I have a mixture of AA and AAA batteries, some are Eneloops, some are Ni-MH and there might even still be some Ni-CADs in the house.

I have an Opus BT-C3100 but since my daughter tried to charge some odd vape battery, it's been a bit broken. It restarts at random and as it's old, the contacts are getting a bit poor now.

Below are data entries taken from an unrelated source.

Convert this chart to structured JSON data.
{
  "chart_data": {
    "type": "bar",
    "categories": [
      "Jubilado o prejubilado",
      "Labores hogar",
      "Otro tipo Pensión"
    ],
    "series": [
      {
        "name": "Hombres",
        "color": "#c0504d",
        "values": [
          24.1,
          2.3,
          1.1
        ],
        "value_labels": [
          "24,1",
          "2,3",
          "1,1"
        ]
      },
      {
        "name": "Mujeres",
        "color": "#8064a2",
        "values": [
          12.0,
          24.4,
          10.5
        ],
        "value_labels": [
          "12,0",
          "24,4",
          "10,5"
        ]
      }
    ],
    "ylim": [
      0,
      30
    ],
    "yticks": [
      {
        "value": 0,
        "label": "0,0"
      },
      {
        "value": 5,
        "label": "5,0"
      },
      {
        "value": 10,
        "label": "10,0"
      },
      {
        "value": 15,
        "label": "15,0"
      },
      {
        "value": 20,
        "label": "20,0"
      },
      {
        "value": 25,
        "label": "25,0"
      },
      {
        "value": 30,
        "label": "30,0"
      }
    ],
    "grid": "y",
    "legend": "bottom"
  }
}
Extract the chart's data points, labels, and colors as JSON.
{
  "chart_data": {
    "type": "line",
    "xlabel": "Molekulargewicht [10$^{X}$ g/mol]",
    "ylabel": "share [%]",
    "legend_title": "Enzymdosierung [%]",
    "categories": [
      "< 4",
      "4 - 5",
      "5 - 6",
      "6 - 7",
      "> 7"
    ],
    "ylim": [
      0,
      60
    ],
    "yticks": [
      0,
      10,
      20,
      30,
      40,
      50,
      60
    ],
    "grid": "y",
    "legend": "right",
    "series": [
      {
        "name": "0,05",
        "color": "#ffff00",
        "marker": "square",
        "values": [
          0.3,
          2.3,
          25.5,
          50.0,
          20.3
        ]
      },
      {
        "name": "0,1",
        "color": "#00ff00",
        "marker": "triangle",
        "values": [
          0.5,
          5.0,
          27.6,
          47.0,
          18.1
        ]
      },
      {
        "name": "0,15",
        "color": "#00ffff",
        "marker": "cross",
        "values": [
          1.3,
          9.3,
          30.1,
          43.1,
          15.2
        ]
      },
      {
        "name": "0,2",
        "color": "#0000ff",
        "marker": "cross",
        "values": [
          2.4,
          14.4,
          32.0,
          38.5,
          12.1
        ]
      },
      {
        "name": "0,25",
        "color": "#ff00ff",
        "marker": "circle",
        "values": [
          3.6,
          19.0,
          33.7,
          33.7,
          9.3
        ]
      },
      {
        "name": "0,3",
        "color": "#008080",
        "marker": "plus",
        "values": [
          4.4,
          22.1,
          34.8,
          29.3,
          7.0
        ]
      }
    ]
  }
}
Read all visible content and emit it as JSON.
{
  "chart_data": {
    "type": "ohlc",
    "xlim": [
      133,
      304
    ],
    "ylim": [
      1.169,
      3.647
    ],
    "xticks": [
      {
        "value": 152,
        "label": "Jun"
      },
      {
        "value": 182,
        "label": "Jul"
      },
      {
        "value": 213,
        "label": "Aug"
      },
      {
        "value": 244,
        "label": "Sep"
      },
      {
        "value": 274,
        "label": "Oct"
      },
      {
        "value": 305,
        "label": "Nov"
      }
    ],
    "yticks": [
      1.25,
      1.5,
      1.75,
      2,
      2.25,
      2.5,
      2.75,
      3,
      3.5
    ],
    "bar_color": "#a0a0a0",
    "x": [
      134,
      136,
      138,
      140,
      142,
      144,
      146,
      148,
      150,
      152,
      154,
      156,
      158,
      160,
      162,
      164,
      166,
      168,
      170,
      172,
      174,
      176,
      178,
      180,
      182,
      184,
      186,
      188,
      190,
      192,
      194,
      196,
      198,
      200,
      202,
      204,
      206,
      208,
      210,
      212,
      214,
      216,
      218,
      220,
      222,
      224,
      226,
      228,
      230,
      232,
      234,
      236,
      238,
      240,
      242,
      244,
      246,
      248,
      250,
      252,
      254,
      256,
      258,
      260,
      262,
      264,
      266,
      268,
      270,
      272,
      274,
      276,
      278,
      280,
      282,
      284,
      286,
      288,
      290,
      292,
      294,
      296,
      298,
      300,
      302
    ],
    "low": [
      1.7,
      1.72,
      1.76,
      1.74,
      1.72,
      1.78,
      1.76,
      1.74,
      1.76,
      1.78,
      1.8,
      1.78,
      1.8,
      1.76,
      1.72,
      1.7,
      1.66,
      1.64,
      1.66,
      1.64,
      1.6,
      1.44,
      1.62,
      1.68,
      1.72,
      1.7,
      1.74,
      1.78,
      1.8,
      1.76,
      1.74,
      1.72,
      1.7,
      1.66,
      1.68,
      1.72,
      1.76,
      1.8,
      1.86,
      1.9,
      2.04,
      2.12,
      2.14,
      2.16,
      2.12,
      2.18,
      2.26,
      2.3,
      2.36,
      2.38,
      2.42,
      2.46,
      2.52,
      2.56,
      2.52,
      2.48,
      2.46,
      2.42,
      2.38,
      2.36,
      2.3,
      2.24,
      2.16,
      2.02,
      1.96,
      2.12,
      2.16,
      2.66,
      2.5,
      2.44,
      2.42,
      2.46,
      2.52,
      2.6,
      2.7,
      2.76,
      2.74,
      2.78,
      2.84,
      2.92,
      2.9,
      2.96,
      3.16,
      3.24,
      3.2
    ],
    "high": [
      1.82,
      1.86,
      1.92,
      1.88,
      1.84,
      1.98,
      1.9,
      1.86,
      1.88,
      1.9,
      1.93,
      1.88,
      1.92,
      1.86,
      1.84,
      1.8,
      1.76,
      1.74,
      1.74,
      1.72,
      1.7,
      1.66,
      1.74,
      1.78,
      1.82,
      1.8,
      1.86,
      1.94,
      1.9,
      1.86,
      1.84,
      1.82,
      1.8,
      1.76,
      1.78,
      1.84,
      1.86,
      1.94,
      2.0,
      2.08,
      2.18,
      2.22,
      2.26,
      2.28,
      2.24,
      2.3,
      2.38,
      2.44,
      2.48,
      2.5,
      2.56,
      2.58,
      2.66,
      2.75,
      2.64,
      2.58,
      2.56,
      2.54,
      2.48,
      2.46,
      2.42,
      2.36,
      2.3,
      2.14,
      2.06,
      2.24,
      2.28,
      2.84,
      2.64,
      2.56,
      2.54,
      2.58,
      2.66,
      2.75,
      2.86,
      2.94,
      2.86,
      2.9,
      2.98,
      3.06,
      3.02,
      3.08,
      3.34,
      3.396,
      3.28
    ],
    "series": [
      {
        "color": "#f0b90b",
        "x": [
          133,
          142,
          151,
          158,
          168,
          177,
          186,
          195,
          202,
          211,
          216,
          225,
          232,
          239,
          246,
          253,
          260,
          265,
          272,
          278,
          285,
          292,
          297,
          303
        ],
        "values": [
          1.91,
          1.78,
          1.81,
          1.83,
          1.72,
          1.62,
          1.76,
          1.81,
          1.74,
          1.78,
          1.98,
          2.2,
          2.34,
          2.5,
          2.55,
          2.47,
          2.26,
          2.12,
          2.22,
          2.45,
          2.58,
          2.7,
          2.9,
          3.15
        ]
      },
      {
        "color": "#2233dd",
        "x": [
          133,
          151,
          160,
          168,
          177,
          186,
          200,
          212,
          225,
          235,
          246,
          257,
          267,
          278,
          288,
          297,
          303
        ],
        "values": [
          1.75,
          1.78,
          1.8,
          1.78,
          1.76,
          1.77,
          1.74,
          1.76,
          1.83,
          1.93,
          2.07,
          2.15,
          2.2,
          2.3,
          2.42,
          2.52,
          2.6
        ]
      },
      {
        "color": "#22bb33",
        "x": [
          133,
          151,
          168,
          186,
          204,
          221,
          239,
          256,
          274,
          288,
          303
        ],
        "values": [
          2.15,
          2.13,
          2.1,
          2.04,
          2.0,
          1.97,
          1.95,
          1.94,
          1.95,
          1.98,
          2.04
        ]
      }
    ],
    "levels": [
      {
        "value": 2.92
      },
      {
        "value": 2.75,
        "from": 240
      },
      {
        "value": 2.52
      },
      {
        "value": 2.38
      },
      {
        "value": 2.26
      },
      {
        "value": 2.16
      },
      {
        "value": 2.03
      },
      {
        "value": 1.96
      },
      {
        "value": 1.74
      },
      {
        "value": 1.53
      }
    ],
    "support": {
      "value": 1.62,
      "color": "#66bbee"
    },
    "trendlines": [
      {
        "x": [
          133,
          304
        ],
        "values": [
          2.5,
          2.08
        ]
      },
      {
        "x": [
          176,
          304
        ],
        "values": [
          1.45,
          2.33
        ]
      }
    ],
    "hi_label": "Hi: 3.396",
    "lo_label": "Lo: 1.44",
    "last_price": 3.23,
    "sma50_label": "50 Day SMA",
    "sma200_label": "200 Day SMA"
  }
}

I don't need anything fancy.

Suggestions?


----------



## gunrunnerjohn (Nov 10, 2010)

Rechargeable 9V batteries are dirt common, they've been around forever! Indeed, they come in multiple types. NiCad are pretty rare nowadays, the presence of Cadmium in the battery poses disposal risks. NiMh is the most prevalent type, but there are plenty of Lithium rechargeables around as well.


----------



## rrman987 (Aug 29, 2021)

My 2 cents
I use Lithium penlites for my outdoor weather station head and a 9V for outdoor garage door keypad, because of wide temperature range (-40F). They run slightly higher voltage typically 1.65 to 1.7V each. The only drawback I think, is that while they store alot of energy, they tend to have a sharper dropoff so your device may not be able to give an adequate low battery alert before dying.


----------



## gunrunnerjohn (Nov 10, 2010)

Another issue with Lithium batteries is the higher voltage. Some devices are "tuned" to work with Alkaline batteries that have a maximum of about 1.6V. When they are powered by batteries with a higher voltage, they draw more current. One specific example is the Verizon FIOS remote, I tried using Lithium batteries in that and they had a much shorter life than the Alkalines I was using before.


----------



## Lemonhawk (Sep 24, 2013)

This is an old thread (2016). The key to finding 9v rechargeables is finding ones that are actually 9 volts or slightly higher and not the typical 8.6 volt ones. I eventually found some that were 9+ volts that had a USB port on them to do the recharging. I now use Digitrax's DT 602d throttle that is designed for a rechargeable battery and I'm much happier!


----------